(1 year, 11 months ago)
Commons ChamberI commend my hon. Friends the Members for Ynys Môn (Virginia Crosbie) and for Watford (Dean Russell) for their work on this important Bill.
It is a pleasure to follow my hon. Friend the Member for Clwyd South (Simon Baynes), who made an excellent speech. On a previous sitting Friday, I mentioned my grandmother, who was from Chirk in his constituency, and ironically, it was in that part of the world that I learned, approximately 40 years ago, what a tip was. We regularly went on holiday to Llandudno, a lovely seaside town. We were once in the tearooms close to the seafront, and my grandmother had left a 50 pence piece on the side of her teacup. I asked, “What are you doing, Grandma?” She said, “Well, this is what is known as a tip.” I was about five years old at the time, and I asked, “What’s a tip?” And she said to me, “It’s a token of thanks to the member of staff who served you. It is not a payment for the services or the food you’ve been provided with.
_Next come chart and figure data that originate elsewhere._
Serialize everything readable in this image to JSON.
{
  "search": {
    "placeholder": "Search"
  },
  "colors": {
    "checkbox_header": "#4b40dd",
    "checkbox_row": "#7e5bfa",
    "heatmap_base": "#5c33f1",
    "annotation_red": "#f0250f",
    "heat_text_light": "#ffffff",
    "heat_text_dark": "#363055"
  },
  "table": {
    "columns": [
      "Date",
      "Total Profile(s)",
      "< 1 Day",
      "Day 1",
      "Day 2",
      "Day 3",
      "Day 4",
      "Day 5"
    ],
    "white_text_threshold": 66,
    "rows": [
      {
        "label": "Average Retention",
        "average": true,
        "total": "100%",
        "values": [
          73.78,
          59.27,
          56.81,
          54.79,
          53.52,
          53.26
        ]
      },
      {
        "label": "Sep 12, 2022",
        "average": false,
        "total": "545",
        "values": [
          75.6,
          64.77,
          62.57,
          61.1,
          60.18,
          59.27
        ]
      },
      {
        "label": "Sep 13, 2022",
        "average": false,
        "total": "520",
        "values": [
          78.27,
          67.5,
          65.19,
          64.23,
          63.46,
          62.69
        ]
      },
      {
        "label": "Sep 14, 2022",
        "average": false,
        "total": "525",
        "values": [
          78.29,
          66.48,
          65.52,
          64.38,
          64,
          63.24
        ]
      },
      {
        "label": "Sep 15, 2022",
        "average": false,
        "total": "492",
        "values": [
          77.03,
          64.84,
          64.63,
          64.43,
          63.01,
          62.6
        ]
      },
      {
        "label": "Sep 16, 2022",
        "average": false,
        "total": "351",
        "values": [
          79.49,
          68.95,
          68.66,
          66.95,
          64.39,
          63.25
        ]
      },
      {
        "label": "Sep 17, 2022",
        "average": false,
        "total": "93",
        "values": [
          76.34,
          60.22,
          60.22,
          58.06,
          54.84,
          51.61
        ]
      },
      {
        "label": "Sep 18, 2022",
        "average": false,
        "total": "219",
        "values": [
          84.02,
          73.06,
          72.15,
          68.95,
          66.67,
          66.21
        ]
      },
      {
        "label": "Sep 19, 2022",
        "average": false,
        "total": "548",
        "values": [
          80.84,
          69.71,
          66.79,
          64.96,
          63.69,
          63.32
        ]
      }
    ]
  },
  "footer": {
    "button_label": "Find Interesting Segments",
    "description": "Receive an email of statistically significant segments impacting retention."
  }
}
You are thanking them for going above and beyond in the service they’ve given you.” It is tremendously important to recognise that.
As many colleagues have said—of course, this is bound up with respect for the minimum wage—tips are not there to make up wages or for other purposes. As I have said before, tips are a token of thanks, not a means of making up income. It is important to recognise that that is an entirely separate matter. I have always felt that about industries in which people receive tips.
My hon. Friend the Member for Wantage (David Johnston) said it well about America. I still remember, as will many Members, the “Reservoir Dogs” scene in which one of the main characters—one of the Misters—is asked to give a tip in a café. He quite famously says, “I don’t tip”, and there is a huge argument around the table about the culture of tipping in America. They say, “If you don’t tip then how are these waitresses going to manage? How is this fair?” I always thought that an unusual scene because, at the time that film came out, people basically felt that tips should go to the staff, but they would have considered the idea that tips were needed to make up wages pretty unpleasant.
Of course, that is why British people who go to America are regarded as absolutely terrible tippers. We do not see it as a means of making up wages, but as a token. In America, I believe that the bare minimum one should consider tipping is 10%, although I could be wrong.
I thank my hon. Friend for clarifying that. I am afraid that I have never been to America, but I hope to have the opportunity to go.
As my hon. Friend the Member for Watford said, there is a difference between a tip and a service charge. It is important to consider them slightly differently. The main reason is that a tip is often voluntary, and if we feel that we have received bad service, we will simply not leave one. A tip is given to the individual who served us for their particular service—a token of thanks to them individually—whereas a service charge is, or should be, as my hon. Friend said, disbursed to the staff as a whole. Sometimes a service charge is not voluntary but appears on the bill, so it is not a personal choice. A distinction should be made on that.
Let me talk briefly about something that we have not mentioned. My hon. Friend the Member for Watford has said that further work will be done, so I hope that this will be given some consideration: any potential taxation of tips should be different from taxation of service charges. Tips are effectively gifts, which are taxed differently, so they should be considered in a slightly different manner from service charges. I realise that that is a slightly esoteric point—perhaps so esoteric that it may not have been considered in this debate or during the drafting of the provisions.